Die belangte Behörde ist daher zu Recht davon ausgegangen, daß die Voraussetzungen des § 6 Abs. 2 erster Satz AufG vom Beschwerdeführer nicht erfüllt wurden. Diesfalls ist, im Gegensatz zur Auffassung des Beschwerdeführers, der - zu Unrecht - behauptet, dem im § 3 Abs. 1 Z. 2 und Abs. 4 AufG umschriebenen Personenkreis anzugehören, die Erteilung einer Bewilligung auch an die in dieser Bestimmung genannten Fremden ausgeschlossen (vgl. z.B. das hg. Erkenntnis vom 19. April 1996, Zl. 95/19/1123).
Das Vorliegen der Ausnahmebestimmungen der Verordnung BGBl.

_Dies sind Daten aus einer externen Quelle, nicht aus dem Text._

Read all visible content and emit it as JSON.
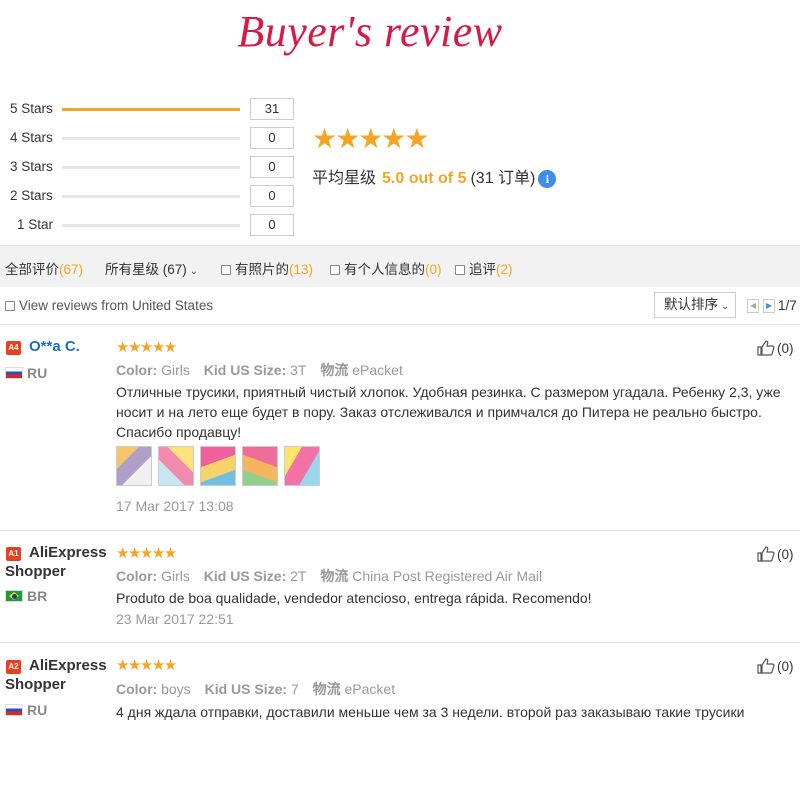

Nr. 408/1995 ist dem Verwaltungsakt nicht zu entnehmen.
Der Gesetzgeber der hier anzuwendenden Aufenthaltsgesetz-Novelle, BGBl. Nr. 351/1995, hat mit den Bestimmungen des § 2 Abs. 3 Z. 4 AufG und des § 6 Abs. 2 dritter Satz AufG auf Personen, die gemäß § 1 Abs. 3 Z. 1 AufG aufgrund allgemein anerkannter Regeln des Völkerrechtes oder eines Staatsvertrages aufenthaltsberechtigt sind oder waren und im Hinblick auf Personen, für die eine Beschäftigungsbewilligung, eine Arbeitserlaubnis oder ein Befreiungsschein ausgestellt ist, und deren Familienangehörigen im Sinne des § 3 AufG, die eine Aufenthaltsbewilligung hatten, auf die durch Art. 8 MRK geschützten Rechtsgüter Bedacht genommen. Gegen die im § 2 Abs. 3 Z. 4 enthaltene Determinierung der Verordnungsermächtigung bestehen beim Verwaltungsgerichtshof keine verfassungsrechtlichen Bedenken aus dem Grunde des Art. 8 Abs. 1 MRK (vgl. in diesem Zusammenhang das hg. Erkenntnis vom 22. Februar 1996, Zl. 96/19/0161, uva.).
Die Beschwerde war daher gemäß § 42 Abs. 1 VwGG als unbegründet abzuweisen.
Der Ausspruch über den Aufwandersatz gründet sich auf die §§ 47 ff VwGG iVm der Verordnung BGBl. Nr. 416/1994.
Soweit Entscheidungen des Verwaltungsgerichtshofes zitiert wurden, die in der Amtlichen Sammlung der Erkenntnisse und Beschlüsse dieses Gerichtshofes nicht veröffentlicht sind, wird auf Art. 14 Abs. 4 der Geschäftsordnung des Verwaltungsgerichtshofes, BGBl. Nr. 45/1965, hingewiesen.